Читать книгу: «Бегство из января»
Завывал двигатель, грязь летела фонтаном, а он всё нажимал, давил и думал: – Дома. Дома…
А. и Б. Стругацкие. «Парень из преисподней.»
Посвещается моей дочери Софии.
Ноги были тяжёлые. Невероятно тяжёлые. Но идти надо.
Кира напялила поверх белого медицинского халата, под которым уже был тёплый полушубок, громадную солдатскую шинель, опоясалась ремнём со звездой на пряжке, поправила сбившийся шерстяной платок на голове, натянула поверх ушанку, достала из-за пазухи варежки и надела на руки. Топнула поочерёдно ногами, проверила, как сидят валенки. Плотно ли.

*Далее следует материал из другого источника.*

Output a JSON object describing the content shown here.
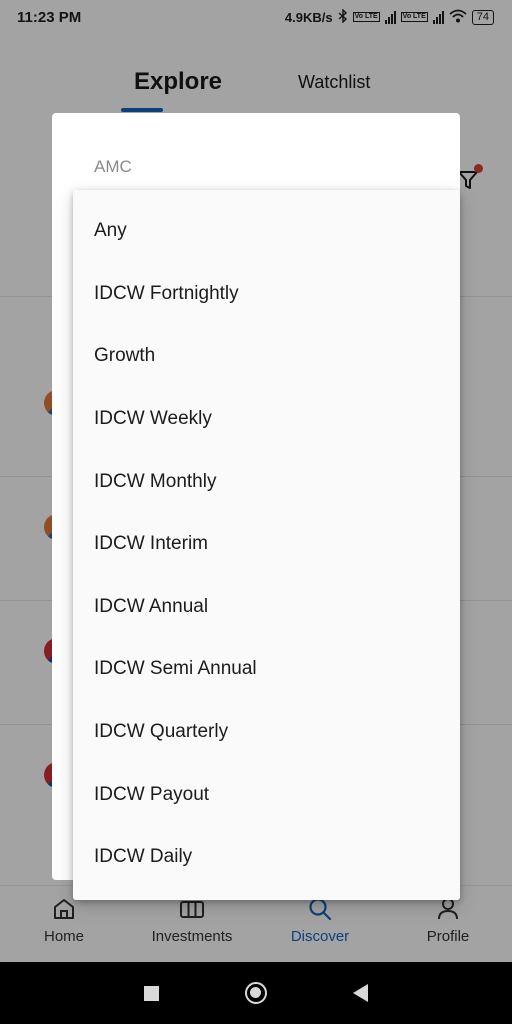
{
  "status_bar": {
    "time": "11:23 PM",
    "net_speed": "4.9KB/s",
    "volte_1": "Vo LTE",
    "volte_2": "Vo LTE",
    "battery": "74"
  },
  "tabs": {
    "explore": "Explore",
    "watchlist": "Watchlist"
  },
  "dialog": {
    "field_label": "AMC"
  },
  "menu": {
    "items": [
      "Any",
      "IDCW Fortnightly",
      "Growth",
      "IDCW Weekly",
      "IDCW Monthly",
      "IDCW Interim",
      "IDCW Annual",
      "IDCW Semi Annual",
      "IDCW Quarterly",
      "IDCW Payout",
      "IDCW Daily"
    ]
  },
  "bottom_nav": {
    "home": "Home",
    "investments": "Investments",
    "discover": "Discover",
    "profile": "Profile"
  },
  "colors": {
    "accent": "#1565c0",
    "filter_dot": "#d64531"
  }
}
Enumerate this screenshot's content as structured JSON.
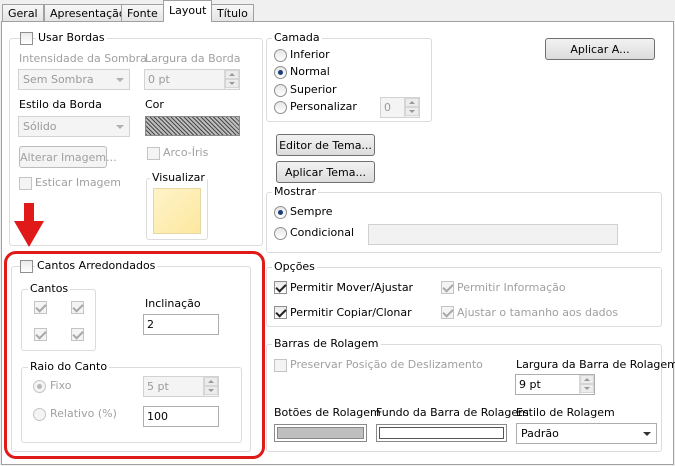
{
  "tabs": [
    "Geral",
    "Apresentação",
    "Fonte",
    "Layout",
    "Título"
  ],
  "borders": {
    "use_borders_label": "Usar Bordas",
    "shadow_intensity_label": "Intensidade da Sombra",
    "shadow_intensity_value": "Sem Sombra",
    "border_width_label": "Largura da Borda",
    "border_width_value": "0 pt",
    "border_style_label": "Estilo da Borda",
    "border_style_value": "Sólido",
    "color_label": "Cor",
    "change_image_label": "Alterar Imagem...",
    "rainbow_label": "Arco-Íris",
    "stretch_image_label": "Esticar Imagem",
    "preview_label": "Visualizar"
  },
  "rounded": {
    "rounded_corners_label": "Cantos Arredondados",
    "corners_label": "Cantos",
    "inclination_label": "Inclinação",
    "inclination_value": "2",
    "radius_label": "Raio do Canto",
    "fixed_label": "Fixo",
    "fixed_value": "5 pt",
    "relative_label": "Relativo (%)",
    "relative_value": "100"
  },
  "layer": {
    "label": "Camada",
    "options": [
      "Inferior",
      "Normal",
      "Superior",
      "Personalizar"
    ],
    "selected": "Normal",
    "custom_value": "0"
  },
  "buttons": {
    "apply_to": "Aplicar A...",
    "theme_editor": "Editor de Tema...",
    "apply_theme": "Aplicar Tema..."
  },
  "show": {
    "label": "Mostrar",
    "always": "Sempre",
    "conditional": "Condicional"
  },
  "options": {
    "label": "Opções",
    "allow_move_resize": "Permitir Mover/Ajustar",
    "allow_info": "Permitir Informação",
    "allow_copy_clone": "Permitir Copiar/Clonar",
    "fit_data_size": "Ajustar o tamanho aos dados"
  },
  "scrollbars": {
    "label": "Barras de Rolagem",
    "preserve_position": "Preservar Posição de Deslizamento",
    "width_label": "Largura da Barra de Rolagem",
    "width_value": "9 pt",
    "buttons_label": "Botões de Rolagem",
    "background_label": "Fundo da Barra de Rolagem",
    "style_label": "Estilo de Rolagem",
    "style_value": "Padrão"
  },
  "colors": {
    "highlight_red": "#e01919",
    "radio_selected": "#1c3e78"
  }
}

Валенки были хорошие. На несколько размеров больше нужного. В каждый влезало по несколько газет. Это неплохо грело, и ноги не мокли. На правом не хватало калоши, так уж они ей достались, но это ничего. Главное, тепло. Бабушка всегда говорила – держи ноги в тепле, а голову в холоде.
Чего-чего, а холода здесь предостаточно. Даже здесь, внутри бывшего Аничкова Дворца, а теперь военного госпиталя, значившегося, как 95-ый стационар.

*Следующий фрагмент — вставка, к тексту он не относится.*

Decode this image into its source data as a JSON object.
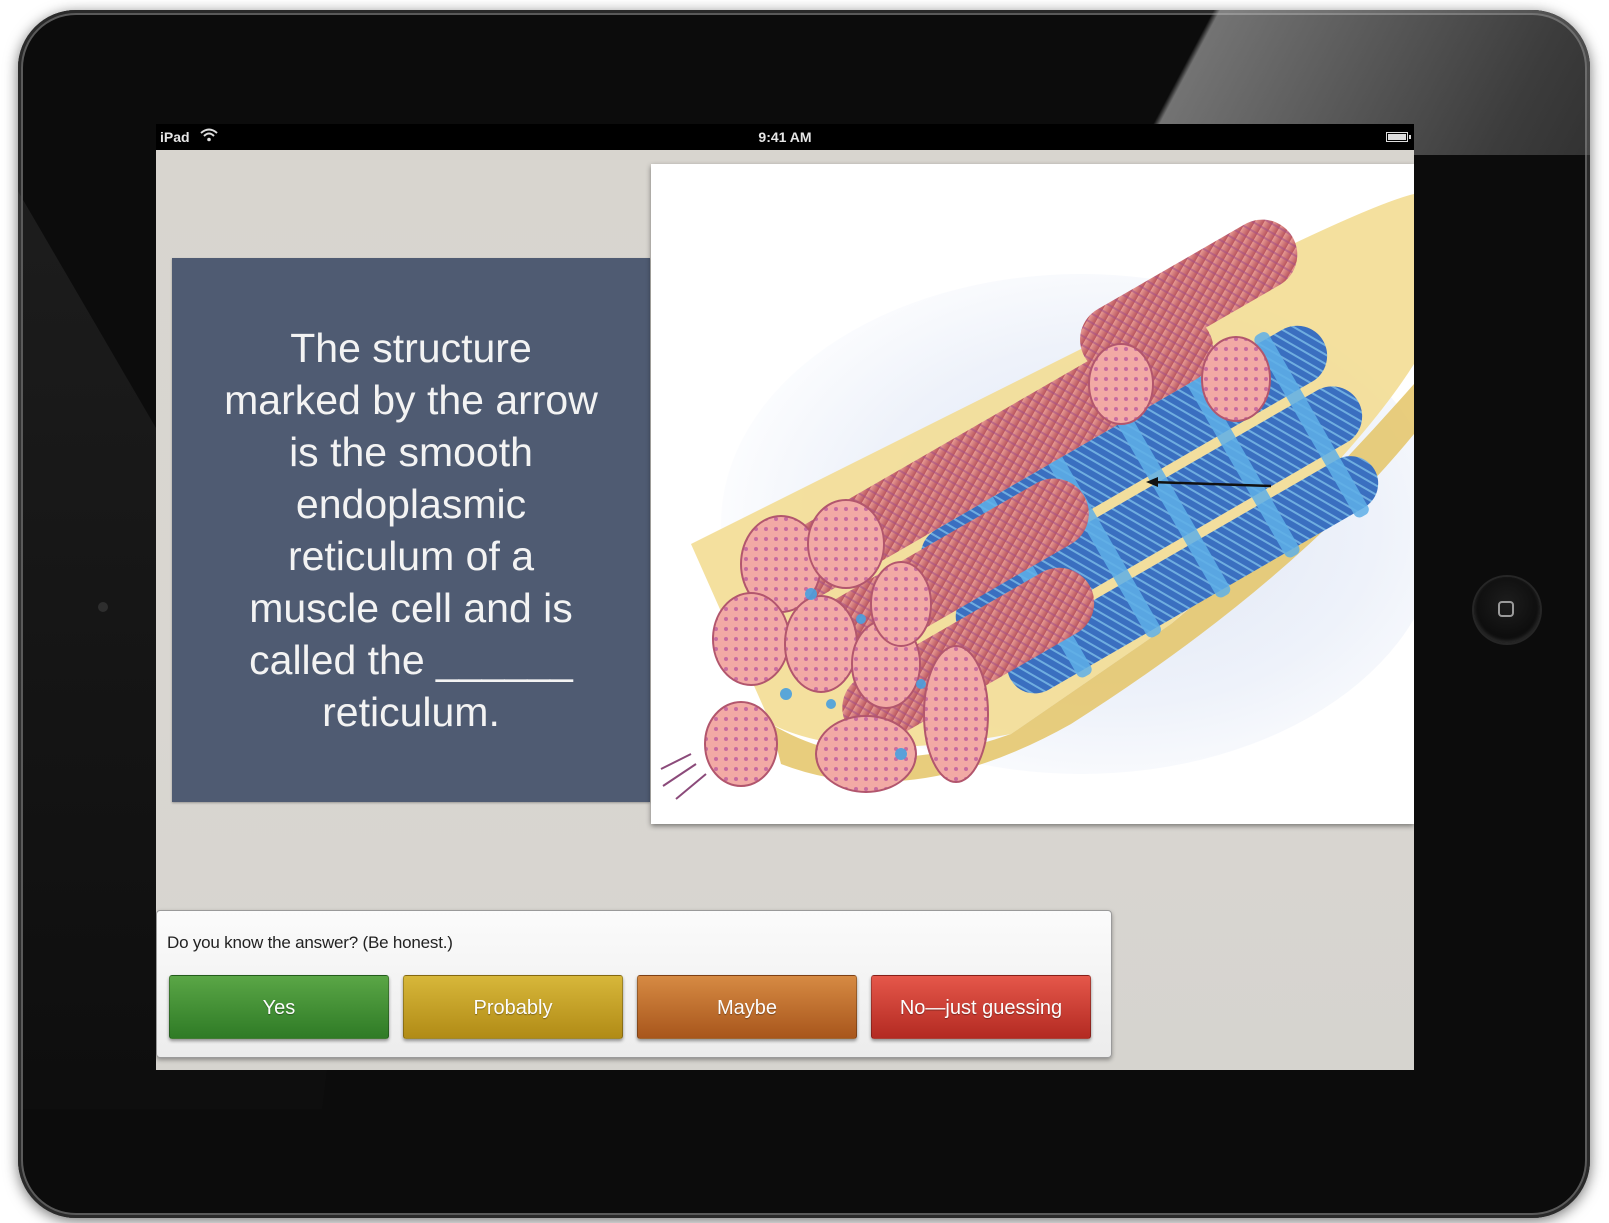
{
  "status_bar": {
    "carrier": "iPad",
    "time": "9:41 AM"
  },
  "question": {
    "text": "The structure marked by the arrow is the smooth endoplasmic reticulum of a muscle cell and is called the ______ reticulum."
  },
  "figure": {
    "subject": "muscle fiber cross-section illustration",
    "colors": {
      "myofibril": "#d97a78",
      "reticulum": "#3f8ed6",
      "sarcolemma": "#f1d68a"
    }
  },
  "answer_prompt": {
    "label": "Do you know the answer? (Be honest.)",
    "buttons": [
      {
        "label": "Yes",
        "color": "#3f8f33"
      },
      {
        "label": "Probably",
        "color": "#c6a12a"
      },
      {
        "label": "Maybe",
        "color": "#c06e2e"
      },
      {
        "label": "No—just guessing",
        "color": "#cf3f34"
      }
    ]
  },
  "icons": [
    "wifi-icon",
    "battery-icon",
    "home-button-icon",
    "arrow-icon"
  ]
}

Кира наклонилась и взялась за верёвочные ручки самодельных матерчато-клеёнчатых сумок. Рывком подняла их, запоздало понимая, что делает это напрасно. Изголодавшийся организм отреагировал головокружением на слишком резкое движение.
Девушка пошатнулась. С полминуты она приходила в себя, стараясь восстановить дыхание. Наконец отдышавшись и навалившись плечом на тяжёлую, массивную створку, Кира очутилась снаружи.

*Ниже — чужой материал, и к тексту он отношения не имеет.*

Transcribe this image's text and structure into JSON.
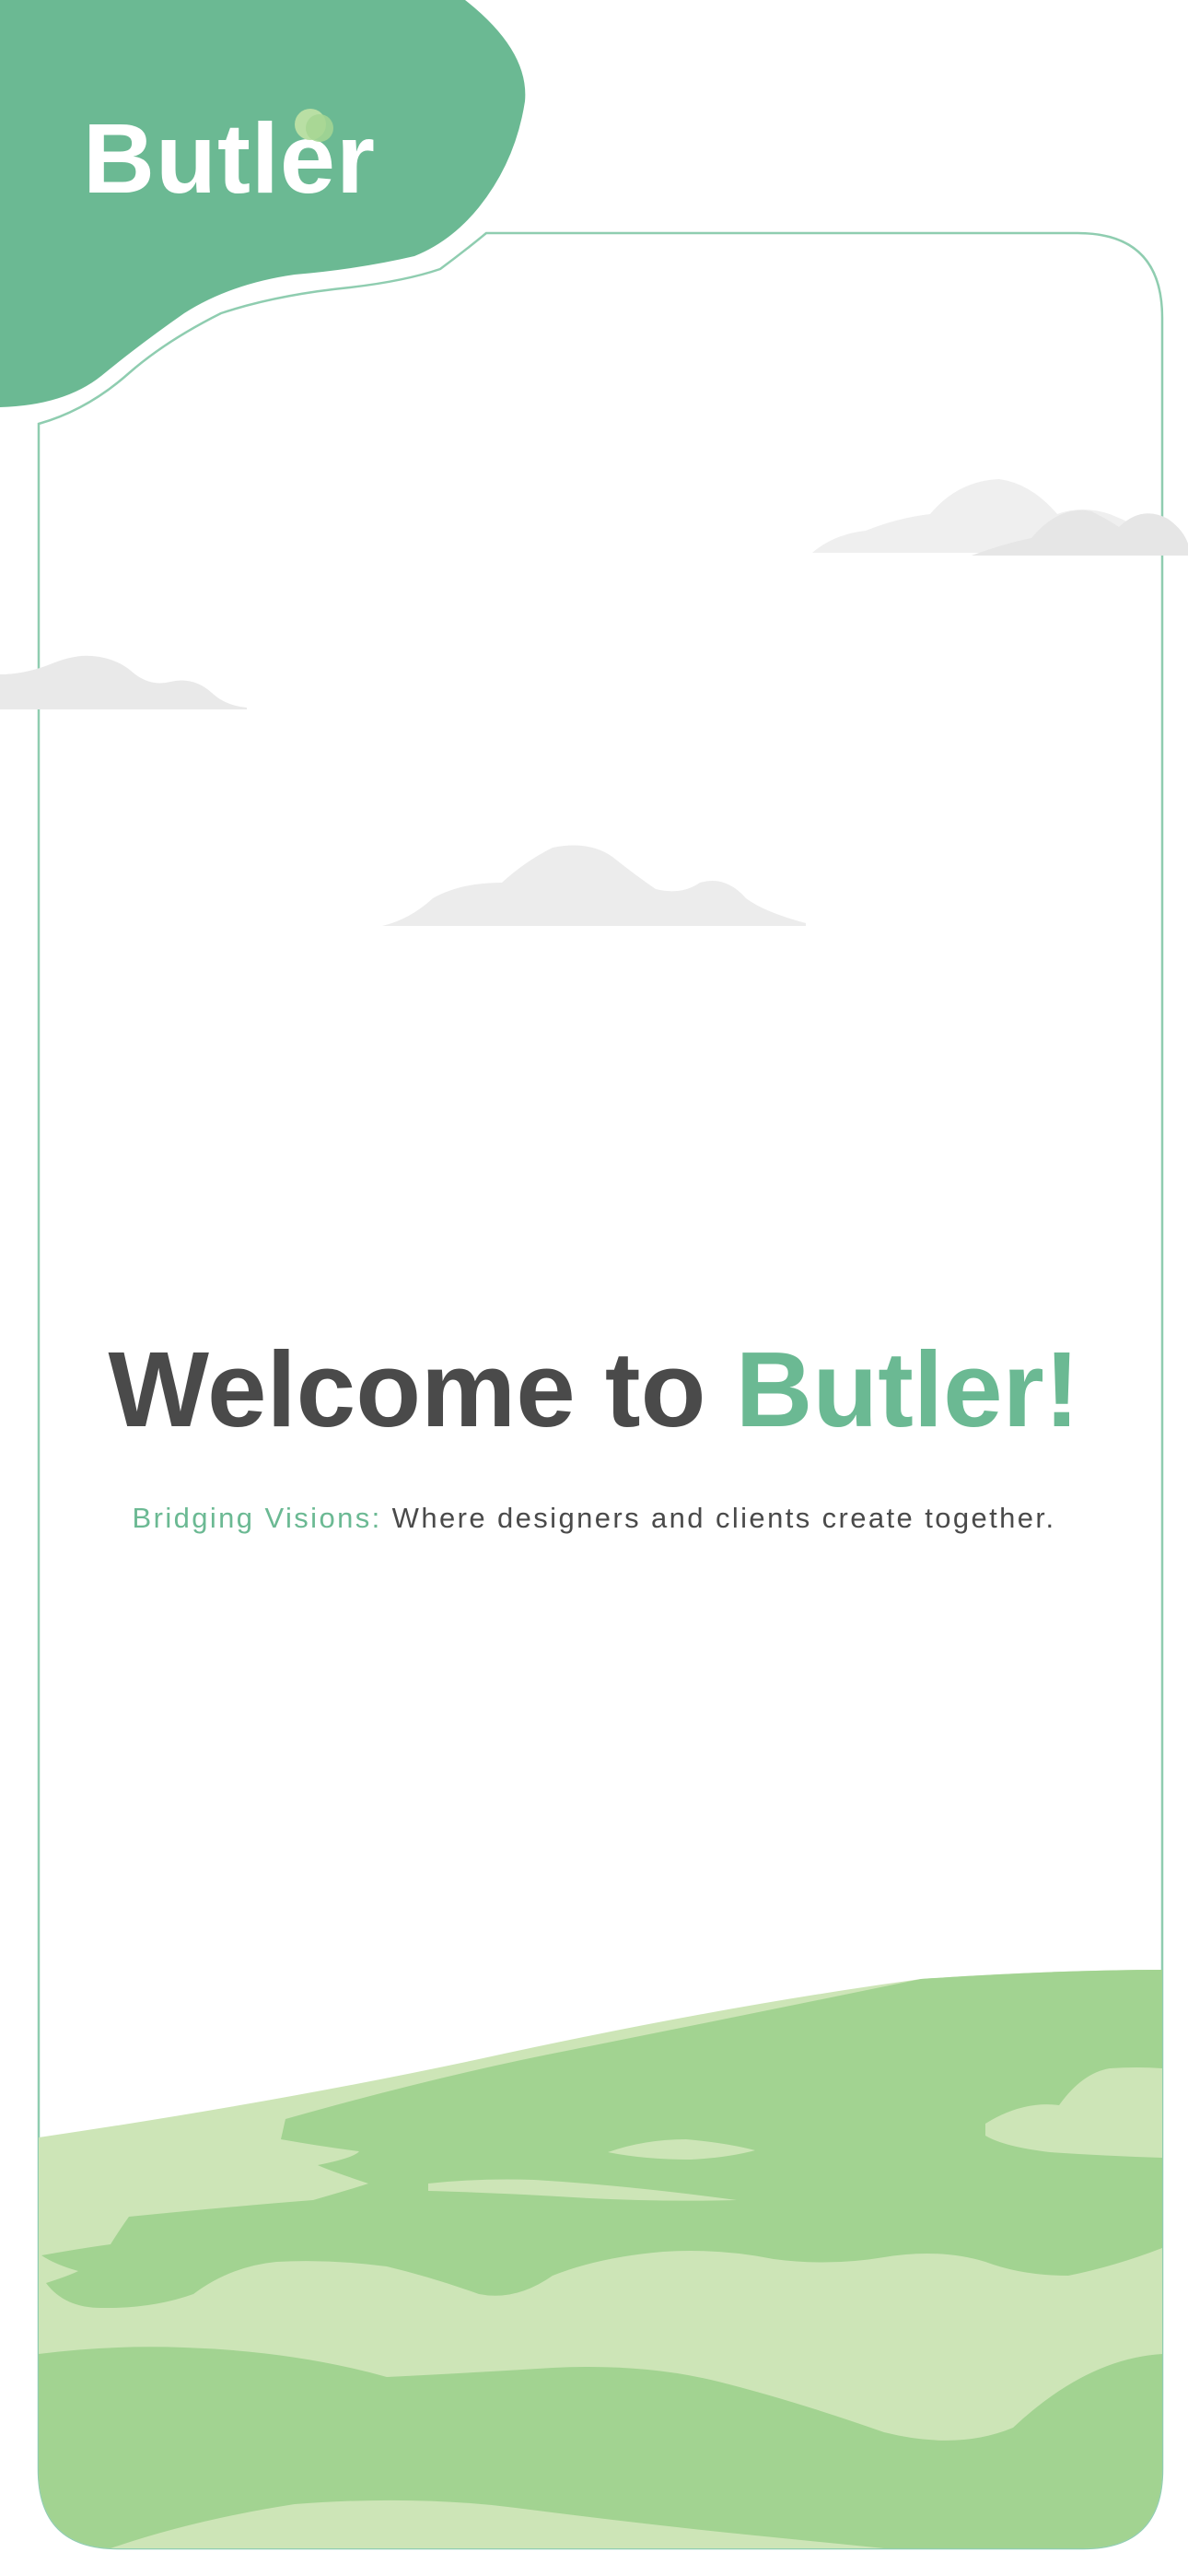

Ей повезло. Ветер стих, но всё равно нос и щёки сразу же ощутили разницу между помещением и улицей. Не выпуская из рук сумки, она спиной толкнула дверь, стараясь не пустить «стужу в хату», как говаривала бабушка, когда кто-то из внуков долго стоял в раскрытых дверях квартиры. Старая женщина так и не избавилась от выражений и присказок молодости, хотя жила в Ленинграде с 1922 года, когда переехала сюда вместе с мужем, дедом Киры, и дочерью, её матерью.
Дед, уроженец Ставрополья, член партии с 1915 года, заброшенный в Петроград революцией, создавал местную милицию. Больших чинов не достиг и погиб, как сказали на похоронах на боевом посту, через шесть лет после переезда, успев выдать дочь замуж за своего коллегу и дождаться появления внучки. Костя родился уже после его смерти.
Деда Кира почти не помнила. Зато хорошо запомнила горе бабушки, её завывания и громкий плач на поминках.
А потом было море ласки. Тогда как раз родился брат, и бабушка, чтобы помочь дочери, сама будучи человеком малограмотным, училась вместе с клопошной Кирой чтению и сама пристрастилась к этому занятию. А ещё с ней они распевали деревенские песни, иногда хулиганского содержания, за что им иной раз доставалось от матери. Гуляли. Вместе пекли пироги.
Пироги. Лучше бы об этом не вспоминать. Желудок отозвался на видения спазмом. Кира изо всех сил старалась прогнать картину раскатанного в плоскую лепёшку теста, миску с гречневой кашей с варёным яйцом и луком, откуда она зачерпывает ложкой, кладёт на подготовленный кругляш и лепит, лепит, лепит.
Её вновь скрутило. Девушка положила ношу на тропинку, и зачерпнув варежкой снег, безжалостно, со злостью размазала его по лицу. Кожу ожгло холодом, но это помогло. Видения отступили. Правда, чувство голода никуда не делось. Оно в принципе никуда не могло деться. Голод был везде – в коже, в мышцах, в костях. И главное в мыслях. Единственное, что хоть как-то могло отвлечь – это быть чем-то занятой.
Может поэтому она и не пошла сегодня домой, после ночной смены, решив остаться спать в медсестринской, на одном из выделенных именно для этих целей матрасе, рядом с буржуйкой.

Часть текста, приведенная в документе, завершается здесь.